Questo è in sostanza ciò che è accaduto nel caso del Myanmar con la italiana SecurCube. Non risultano infatti nei report annuali pubblicati dal governo sull’export di armamenti licenze rilasciate per l’esportazione verso il Myanmar negli ultimi due anni. Tracciare la vendita è sicuramente complicato e probabilmente una richiesta di maggiore responsabilizzazione in capo ai venditori pare essere sacrosanta, ma allo stesso tempo non si può fingere che i meccanismi di controllo istituzionali messi in campo da governi e Unione europea siano sufficienti e soprattutto attuali.

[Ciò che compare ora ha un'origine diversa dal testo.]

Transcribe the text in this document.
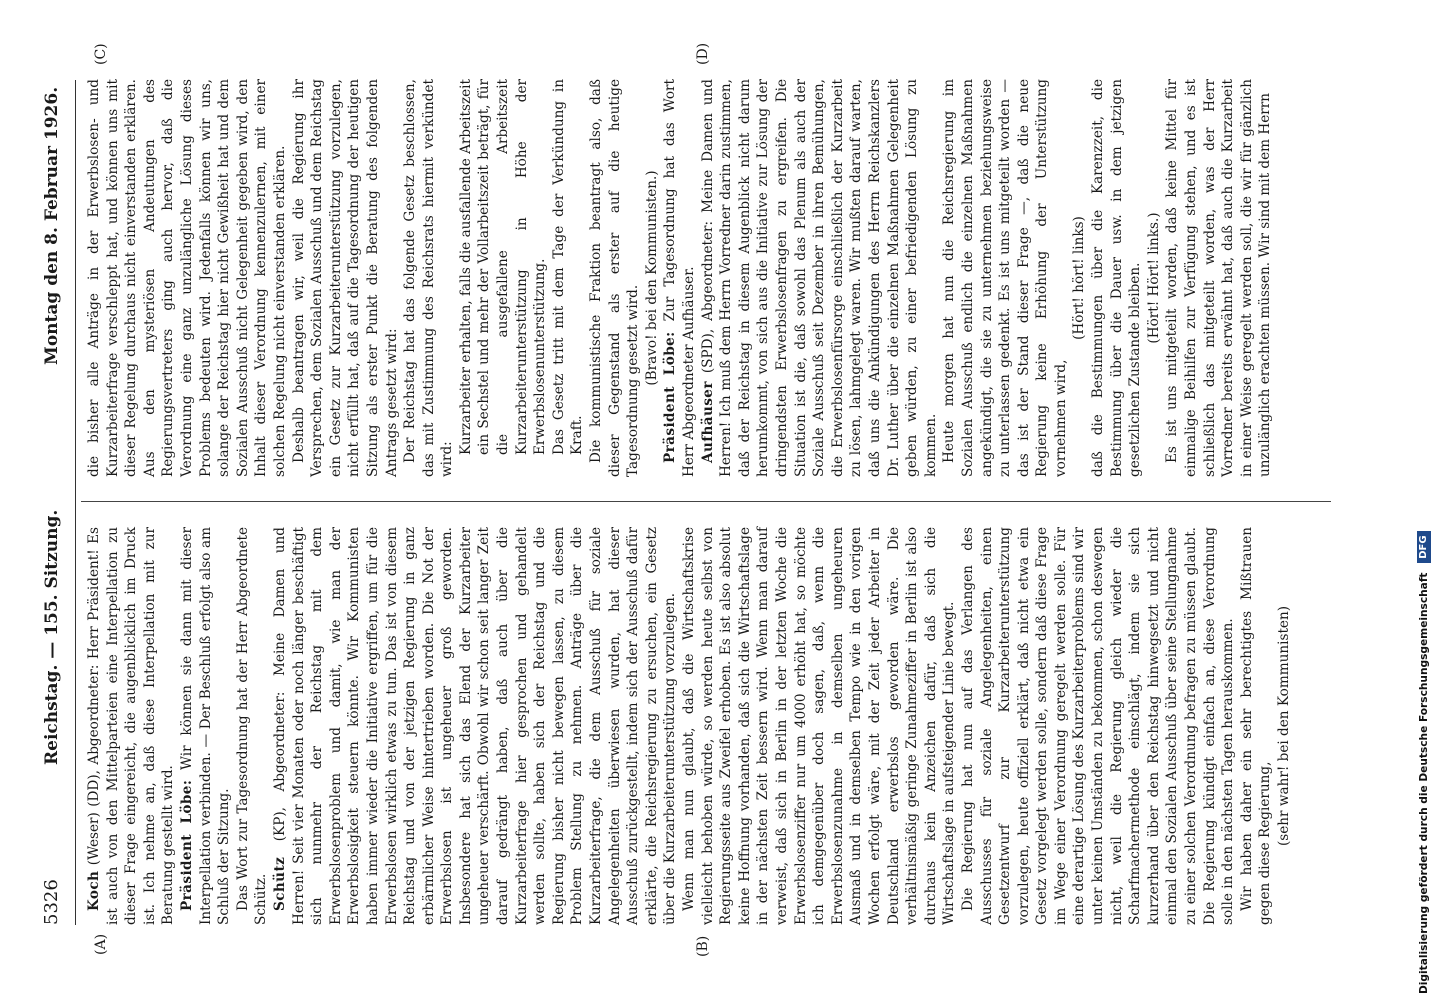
5326
Reichstag. — 155. Sitzung.
Montag den 8. Februar 1926.
(A)	(B)
(C)	(D)

Koch (Weser) (DD), Abgeordneter: Herr Präsident! Es ist auch von den Mittelparteien eine Interpellation zu dieser Frage eingereicht, die augenblicklich im Druck ist. Ich nehme an, daß diese Interpellation mit zur Beratung gestellt wird. Präsident Löbe: Wir können sie dann mit dieser Interpellation verbinden. — Der Beschluß erfolgt also am Schluß der Sitzung. Das Wort zur Tagesordnung hat der Herr Abgeordnete Schütz. Schütz (KP), Abgeordneter: Meine Damen und Herren! Seit vier Monaten oder noch länger beschäftigt sich nunmehr der Reichstag mit dem Erwerbslosenproblem und damit, wie man der Erwerbslosigkeit steuern könnte. Wir Kommunisten haben immer wieder die Initiative ergriffen, um für die Erwerbslosen wirklich etwas zu tun. Das ist von diesem Reichstag und von der jetzigen Regierung in ganz erbärmlicher Weise hintertrieben worden. Die Not der Erwerbslosen ist ungeheuer groß geworden. Insbesondere hat sich das Elend der Kurzarbeiter ungeheuer verschärft. Obwohl wir schon seit langer Zeit darauf gedrängt haben, daß auch über die Kurzarbeiterfrage hier gesprochen und gehandelt werden sollte, haben sich der Reichstag und die Regierung bisher nicht bewegen lassen, zu diesem Problem Stellung zu nehmen. Anträge über die Kurzarbeiterfrage, die dem Ausschuß für soziale Angelegenheiten überwiesen wurden, hat dieser Ausschuß zurückgestellt, indem sich der Ausschuß dafür erklärte, die Reichsregierung zu ersuchen, ein Gesetz über die Kurzarbeiterunterstützung vorzulegen. Wenn man nun glaubt, daß die Wirtschaftskrise vielleicht behoben würde, so werden heute selbst von Regierungsseite aus Zweifel erhoben. Es ist also absolut keine Hoffnung vorhanden, daß sich die Wirtschaftslage in der nächsten Zeit bessern wird. Wenn man darauf verweist, daß sich in Berlin in der letzten Woche die Erwerbslosenziffer nur um 4000 erhöht hat, so möchte ich demgegenüber doch sagen, daß, wenn die Erwerbslosenzunahme in demselben ungeheuren Ausmaß und in demselben Tempo wie in den vorigen Wochen erfolgt wäre, mit der Zeit jeder Arbeiter in Deutschland erwerbslos geworden wäre. Die verhältnismäßig geringe Zunahmeziffer in Berlin ist also durchaus kein Anzeichen dafür, daß sich die Wirtschaftslage in aufsteigender Linie bewegt. Die Regierung hat nun auf das Verlangen des Ausschusses für soziale Angelegenheiten, einen Gesetzentwurf zur Kurzarbeiterunterstützung vorzulegen, heute offiziell erklärt, daß nicht etwa ein Gesetz vorgelegt werden solle, sondern daß diese Frage im Wege einer Verordnung geregelt werden solle. Für eine derartige Lösung des Kurzarbeiterproblems sind wir unter keinen Umständen zu bekommen, schon deswegen nicht, weil die Regierung gleich wieder die Scharfmachermethode einschlägt, indem sie sich kurzerhand über den Reichstag hinwegsetzt und nicht einmal den Sozialen Ausschuß über seine Stellungnahme zu einer solchen Verordnung befragen zu müssen glaubt. Die Regierung kündigt einfach an, diese Verordnung solle in den nächsten Tagen herauskommen. Wir haben daher ein sehr berechtigtes Mißtrauen gegen diese Regierung, (sehr wahr! bei den Kommunisten)

die bisher alle Anträge in der Erwerbslosen- und Kurzarbeiterfrage verschleppt hat, und können uns mit dieser Regelung durchaus nicht einverstanden erklären. Aus den mysteriösen Andeutungen des Regierungsvertreters ging auch hervor, daß die Verordnung eine ganz unzulängliche Lösung dieses Problems bedeuten wird. Jedenfalls können wir uns, solange der Reichstag hier nicht Gewißheit hat und dem Sozialen Ausschuß nicht Gelegenheit gegeben wird, den Inhalt dieser Verordnung kennenzulernen, mit einer solchen Regelung nicht einverstanden erklären. Deshalb beantragen wir, weil die Regierung ihr Versprechen, dem Sozialen Ausschuß und dem Reichstag ein Gesetz zur Kurzarbeiterunterstützung vorzulegen, nicht erfüllt hat, daß auf die Tagesordnung der heutigen Sitzung als erster Punkt die Beratung des folgenden Antrags gesetzt wird: Der Reichstag hat das folgende Gesetz beschlossen, das mit Zustimmung des Reichsrats hiermit verkündet wird:

Kurzarbeiter erhalten, falls die ausfallende Arbeitszeit ein Sechstel und mehr der Vollarbeitszeit beträgt, für die ausgefallene Arbeitszeit Kurzarbeiterunterstützung in Höhe der Erwerbslosenunterstützung. Das Gesetz tritt mit dem Tage der Verkündung in Kraft. Die kommunistische Fraktion beantragt also, daß dieser Gegenstand als erster auf die heutige Tagesordnung gesetzt wird. (Bravo! bei den Kommunisten.)

Präsident Löbe: Zur Tagesordnung hat das Wort Herr Abgeordneter Aufhäuser. Aufhäuser (SPD), Abgeordneter: Meine Damen und Herren! Ich muß dem Herrn Vorredner darin zustimmen, daß der Reichstag in diesem Augenblick nicht darum herumkommt, von sich aus die Initiative zur Lösung der dringendsten Erwerbslosenfragen zu ergreifen. Die Situation ist die, daß sowohl das Plenum als auch der Soziale Ausschuß seit Dezember in ihren Bemühungen, die Erwerbslosenfürsorge einschließlich der Kurzarbeit zu lösen, lahmgelegt waren. Wir mußten darauf warten, daß uns die Ankündigungen des Herrn Reichskanzlers Dr. Luther über die einzelnen Maßnahmen Gelegenheit geben würden, zu einer befriedigenden Lösung zu kommen. Heute morgen hat nun die Reichsregierung im Sozialen Ausschuß endlich die einzelnen Maßnahmen angekündigt, die sie zu unternehmen beziehungsweise zu unterlassen gedenkt. Es ist uns mitgeteilt worden — das ist der Stand dieser Frage —, daß die neue Regierung keine Erhöhung der Unterstützung vornehmen wird,

(Hört! hört! links) daß die Bestimmungen über die Karenzzeit, die Bestimmung über die Dauer usw. in dem jetzigen gesetzlichen Zustande bleiben. (Hört! Hört! links.) Es ist uns mitgeteilt worden, daß keine Mittel für einmalige Beihilfen zur Verfügung stehen, und es ist schließlich das mitgeteilt worden, was der Herr Vorredner bereits erwähnt hat, daß auch die Kurzarbeit in einer Weise geregelt werden soll, die wir für gänzlich unzulänglich erachten müssen. Wir sind mit dem Herrn

Digitalisierung gefördert durch die Deutsche Forschungsgemeinschaft DFG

Ci sarà occasione a livello politico di tornare sul tema nelle prossime settimane quando, come annunciato ieri, 14 giugno, il deputato Filippo Sensi presenterà una interrogazione parlamentare sulla vicenda che abbiamo riportato. Una riflessione quanto mai necessaria viste le “armi spuntate” del controllo delle licenze all’interno delle triangolazioni. Non c’è una ricetta per risolvere un problema di tale portata, soprattutto in tema di software, ma la presa di coscienza che rivedere la filiera di controllo (oggi in mano all’Unità per le autorizzazioni dei materiali di armamento [UAMA] del Ministero degli Esteri) deve essere un tema all’ordine del giorno dell’agenda politica sarebbe già un grande passo avanti.
In ultimo si pone poi un grande tema di trasparenza applicata a macchia di leopardo in tutta l’Unione europea. Una quota di Paesi, tra cui l’Italia, avvolge di segretezza l’intero mercato ritenendolo tout-court ricompreso nel perimetro della sicurezza nazionale, con qualche lamentela perfino di produttori e venditori, altri che invece rendono disponibili i dati sulle licenze di esportazione completamente aperte al pubblico. Pur agendo all’interno di un quadro legale comune e comunitario le applicazioni della stessa normativa sono disomogenee. Una disomogeneità che crea opacità.